Rapides (1 à 2 mois), pour tout ce qui concerne les altérations superficielles de couleur grâce à des lasers pigmentaires et vasculaires ultra perfectionnés, plus lents pour les rides et ridules et l’hyper laxité: on obtient une diminution significative des irrégularités de surface et une amélioration de la texture et de la laxité de la peau en 3 à 6 mois.
Selon les zones du corps, le nombre de séances est très variable: la réponse est meilleure pour l’abdomen, tardive pour la face interne des bras où le photo vieillissement est majeur et s’associe à l’hyper laxité musculaire.

La gestion des attentes des patients est capitale…
Il est donc indispensable de pouvoir planifier le programme de traitement.

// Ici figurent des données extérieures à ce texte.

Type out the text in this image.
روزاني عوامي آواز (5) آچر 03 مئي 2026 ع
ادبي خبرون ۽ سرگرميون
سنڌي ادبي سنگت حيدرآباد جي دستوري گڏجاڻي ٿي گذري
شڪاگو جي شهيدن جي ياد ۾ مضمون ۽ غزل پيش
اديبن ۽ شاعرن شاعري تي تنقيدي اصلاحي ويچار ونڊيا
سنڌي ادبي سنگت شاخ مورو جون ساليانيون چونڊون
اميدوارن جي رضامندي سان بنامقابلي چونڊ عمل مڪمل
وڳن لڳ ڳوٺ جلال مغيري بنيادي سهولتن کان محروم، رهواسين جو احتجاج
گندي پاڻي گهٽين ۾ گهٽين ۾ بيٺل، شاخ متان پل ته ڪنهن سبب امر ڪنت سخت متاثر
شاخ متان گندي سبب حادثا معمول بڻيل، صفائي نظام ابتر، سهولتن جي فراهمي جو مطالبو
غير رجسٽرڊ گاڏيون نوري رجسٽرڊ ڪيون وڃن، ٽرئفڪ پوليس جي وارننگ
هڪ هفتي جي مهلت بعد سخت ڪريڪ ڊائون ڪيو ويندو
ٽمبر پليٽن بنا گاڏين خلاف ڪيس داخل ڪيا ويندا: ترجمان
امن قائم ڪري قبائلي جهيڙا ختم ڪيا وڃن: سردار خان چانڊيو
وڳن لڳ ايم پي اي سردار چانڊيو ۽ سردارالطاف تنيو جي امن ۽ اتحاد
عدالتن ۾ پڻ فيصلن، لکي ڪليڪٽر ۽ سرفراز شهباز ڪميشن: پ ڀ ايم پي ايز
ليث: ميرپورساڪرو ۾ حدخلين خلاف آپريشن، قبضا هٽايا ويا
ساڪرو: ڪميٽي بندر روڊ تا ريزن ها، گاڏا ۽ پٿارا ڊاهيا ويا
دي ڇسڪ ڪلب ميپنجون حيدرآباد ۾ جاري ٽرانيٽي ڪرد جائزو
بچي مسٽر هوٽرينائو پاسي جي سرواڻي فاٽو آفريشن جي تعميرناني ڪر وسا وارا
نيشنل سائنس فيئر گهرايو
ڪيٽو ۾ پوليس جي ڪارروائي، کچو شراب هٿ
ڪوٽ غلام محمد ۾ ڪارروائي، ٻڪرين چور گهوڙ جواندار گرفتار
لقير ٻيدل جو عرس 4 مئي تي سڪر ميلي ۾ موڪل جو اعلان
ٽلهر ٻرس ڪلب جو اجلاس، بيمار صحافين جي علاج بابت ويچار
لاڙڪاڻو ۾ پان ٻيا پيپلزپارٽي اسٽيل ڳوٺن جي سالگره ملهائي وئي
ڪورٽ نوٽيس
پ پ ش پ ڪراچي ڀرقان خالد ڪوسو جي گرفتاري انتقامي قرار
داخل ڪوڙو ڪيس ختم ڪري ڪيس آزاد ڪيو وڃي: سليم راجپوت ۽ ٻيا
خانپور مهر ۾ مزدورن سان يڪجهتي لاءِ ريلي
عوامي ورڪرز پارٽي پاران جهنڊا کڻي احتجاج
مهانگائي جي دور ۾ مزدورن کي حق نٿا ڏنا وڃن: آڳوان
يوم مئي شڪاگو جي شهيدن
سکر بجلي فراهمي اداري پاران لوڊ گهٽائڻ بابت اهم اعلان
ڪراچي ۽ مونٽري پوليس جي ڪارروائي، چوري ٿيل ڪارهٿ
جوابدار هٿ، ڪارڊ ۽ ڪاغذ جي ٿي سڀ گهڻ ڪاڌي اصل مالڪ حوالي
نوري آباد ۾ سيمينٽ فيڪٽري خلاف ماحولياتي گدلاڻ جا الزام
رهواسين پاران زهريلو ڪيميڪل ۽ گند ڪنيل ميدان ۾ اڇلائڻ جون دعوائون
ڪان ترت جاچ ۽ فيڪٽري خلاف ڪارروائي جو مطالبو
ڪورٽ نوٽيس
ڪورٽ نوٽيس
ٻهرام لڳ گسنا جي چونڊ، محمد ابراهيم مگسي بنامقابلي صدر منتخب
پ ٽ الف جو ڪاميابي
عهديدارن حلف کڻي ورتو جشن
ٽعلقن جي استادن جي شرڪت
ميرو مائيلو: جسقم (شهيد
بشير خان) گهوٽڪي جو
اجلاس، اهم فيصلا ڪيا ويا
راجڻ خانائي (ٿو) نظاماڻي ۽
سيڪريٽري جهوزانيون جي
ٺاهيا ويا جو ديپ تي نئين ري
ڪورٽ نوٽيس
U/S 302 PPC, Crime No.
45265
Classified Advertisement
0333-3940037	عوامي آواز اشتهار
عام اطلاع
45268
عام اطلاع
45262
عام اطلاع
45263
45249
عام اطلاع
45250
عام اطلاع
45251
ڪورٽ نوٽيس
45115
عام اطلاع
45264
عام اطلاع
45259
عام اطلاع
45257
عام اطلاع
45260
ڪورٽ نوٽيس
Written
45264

L’évaluation de nos traitements par des techniques précises telles que l’échographie de haute résolution  a montré une amélioration du derme et de l’hypoderme.
La résonance magnétique nucléaire est également une technique prometteuse pour évaluer l’efficacité de nos appareils.
Les histologies de peau démontrent le potentiel de réparation de la peau avec création de nouvelles fibres de collagène et de fibres élastiques  à nouveau fonctionnelles.

Conclusion

Le rôle du dermatologue, spécialiste de la peau, est de choisir parmi les techniques disponibles celles qui seront les plus sûres, les plus efficaces mais la prolifération des machines sur le marché nécessite une mise à niveau des connaissances très régulière et une vigilance accrue.
L’hyperspécialisation du dermatologue en esthétique doit passer par un approfondissement des connaissances fondamentales, bases de nos progrès car connaître les capacités de la peau, ses processus profonds de réparation sont les garants de notre efficacité dans les traitements à venir.